In dissent from the Supreme Court’s decision not to hear Mr. Johnson’s appeal, Justice Sonia Sotomayor wrote that the appeals court’s action was unfair and unseemly.
“Think about what the Eighth Circuit has done in the interest of moving things along more quickly,” she wrote. “Johnson has plausibly pleaded that, if he is executed using pentobarbital, he will experience pain akin to torture. Those factual allegations must be accepted as true at this stage of the litigation.”
“Yet despite the risk of severe pain rising to the level of cruel and unusual punishment,” she continued, “the Eighth Circuit has ensured that no court will ever review the evidence in support of Johnson’s Eighth Amendment claim.”
“There are higher values than ensuring that executions run on time,” Justice Sotomayor wrote, quoting from her dissent in the 2019 decision. “The Eighth Amendment sets forth one: We should not countenance the infliction of cruel and unusual punishment simply for the sake of expediency.

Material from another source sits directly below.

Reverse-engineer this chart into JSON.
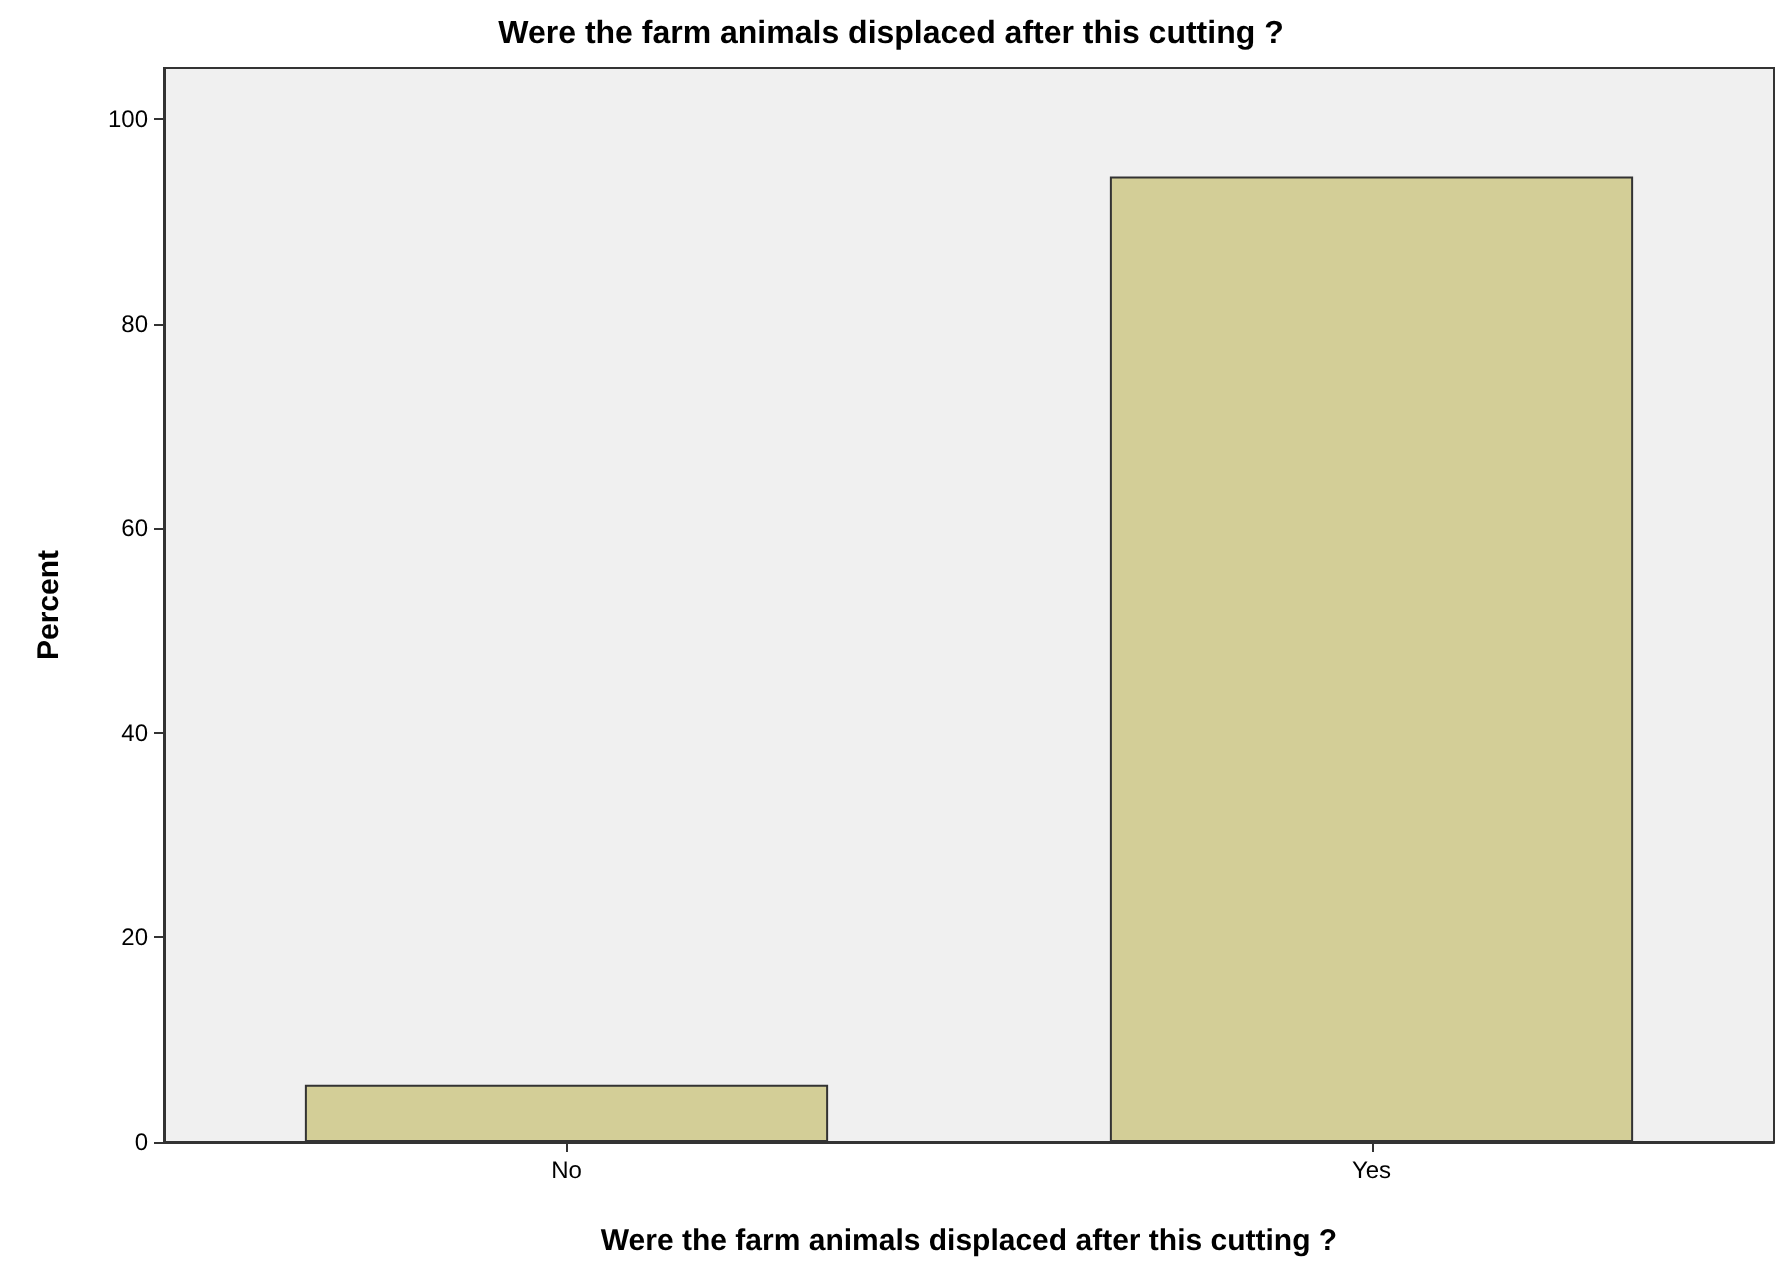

That is what the Eighth Circuit’s decision has done. Because this court chooses to stand idly by, I respectfully dissent.”
Justices Stephen G. Breyer and Elena Kagan joined Justice Sotomayor’s dissent in the case, Johnson v. Precythe, No. 20-287. In a second dissent, Justice Breyer, who has called for the reconsideration of the constitutionality of the death penalty, said the new case provided further evidence of how problematic capital punishment has become.
“I simply add,” Justice Breyer wrote, “that the difficulty of resolving this claim, 27 years after the murders, provides one more example of the special difficulties that the death penalty, as currently administered, creates for the just application of the law.”